Labour’s sister parties in countries such as France, Germany and Holland, standing on platforms similar to Labour’s 2015 Manifesto under Ed Miliband, are suffering huge losses even to the point of suffering electoral disasters.

Right wing social democracy is being crushed

In 2017 the Dutch Labour Party was reduced to 5.7% of the vote in the Netherlands general election (down from 24.8% in 2012). The French Socialist Party fell to 6.4% in the first round of the Presidential election (down from 28.6% in the 2012 first round). Also the Social Democratic Party of Germany only secured 20.5% of the vote in the federal elections – it’s smallest vote share in the post 1945 era (down from 25.8% in 2013).

This year in June’s Italian general election the vote of the centre-left coalition, led by Matteo Renzi, fell to 22.9% (from 29.5% in 2013), allowing a far right coalition to take up office. In Sweden in September the Social Democratic party only secured 28.3 per cent, its lowest vote since 1908 and to date no stable government has been formed there.

Corbyn’s agenda is saving Labour

Corbyn’s anti-austerity manifesto in 2017 underpinned Labour’s rapid rise in that election – achieving a 40 per cent share of the vote, 9.6 per cent higher than in the 2015 election. The party’s support increased by approximately 15 per cent during the seven week campaign. Labour’s support under Corbyn is far higher than the right wing socialist parties in Europe.

Labour could win a general election if one was called now. Its current standing in opinion polls is generally above 35 per cent, similar to the Tories. This high level of support is due to Labour being unambiguously led from the left. Plus its strengthened position in parliament, since last year’s election, has made it more difficult for the Tories to advance policies which would be derailed by rebellions on their own side. If Labour’s next Leader is not from its left wing the party can expect a similar fate to social democracy elsewhere in Europe.
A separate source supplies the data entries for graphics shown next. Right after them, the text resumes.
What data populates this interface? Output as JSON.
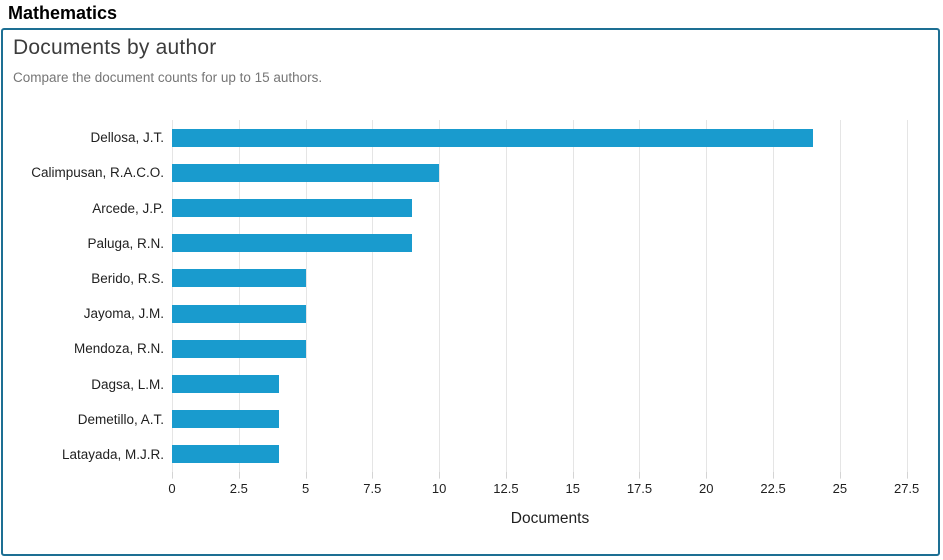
{
  "page": {
    "title": "Mathematics"
  },
  "panel": {
    "title": "Documents by author",
    "subtitle": "Compare the document counts for up to 15 authors."
  },
  "chart_data": {
    "type": "bar",
    "orientation": "horizontal",
    "title": "Documents by author",
    "categories": [
      "Dellosa, J.T.",
      "Calimpusan, R.A.C.O.",
      "Arcede, J.P.",
      "Paluga, R.N.",
      "Berido, R.S.",
      "Jayoma, J.M.",
      "Mendoza, R.N.",
      "Dagsa, L.M.",
      "Demetillo, A.T.",
      "Latayada, M.J.R."
    ],
    "values": [
      24,
      10,
      9,
      9,
      5,
      5,
      5,
      4,
      4,
      4
    ],
    "xlabel": "Documents",
    "ylabel": "",
    "xticks": [
      0,
      2.5,
      5,
      7.5,
      10,
      12.5,
      15,
      17.5,
      20,
      22.5,
      25,
      27.5
    ],
    "xlim": [
      0,
      28.3
    ],
    "grid": "vertical-only",
    "legend": "none"
  },
  "colors": {
    "bar": "#199bce",
    "panel_border": "#1d6f93",
    "gridline": "#e5e5e5",
    "tick_mark": "#d4d4d4",
    "heading_text": "#3c3c3c",
    "subtitle_text": "#767676",
    "label_text": "#1f1f1f",
    "page_title_text": "#000000"
  }
}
The steady advance of the far right across Europe is a particular threat to Black and other ethnic minorities and religious communities and also to trade unions. In Britain the mass appeal of Corbyn’s popular agenda is helping to restrain the far right’s advance, but this would change if the next Labour leaders is not from the left. That would allow the potential space for the far right to grow.

Leadership nominations – MPs threshold should not be 10%

Analysing the interrelation of the political situation with the effect of the MPs’ a ten per cent nomination threshold, this is that it will ensure that Labour’s members and Affiliated Supporters (the individual trade unionists who vote in leadership elections) do not have a Corbynista candidate to vote for in the next leadership election. It is an undemocratic measure to block members from being able vote for their preferred candidate. This veto against the left needs to be removed, with the MPs’ threshold reduced to a maximum of five per cent. Five per cent was the level it was at in 1988.

This year’s Labour conference maintained the MPs ten per cent threshold in Labour’s rule book and added a requirement that nominees also secure the nomination of either five per cent of CLPs or five per cent of unions (the precise formula being: at least 3 affiliates – at least 2 of which shall be trade union affiliates – comprising 5 per cent of affiliated membership).

Ending the MPs’ ten per cent threshold should be a priority for activists on the left, both in the unions and in amongst Labour’s members. What is needed at the next Labour conference is an agreement between the unions and Corbyn’s supporters in the CLPs to reduce the MPs threshold to five per cent. If the unions want to have their own veto, for example set at five per cent, that should be accepted as it is entirely reasonable. What should not be accepted is the continuation of the MPs’ veto, allowing them to block Labour’s next leader coming from its left. Such an important issue as the leadership should be decided by Labour’s members and trade union affiliates.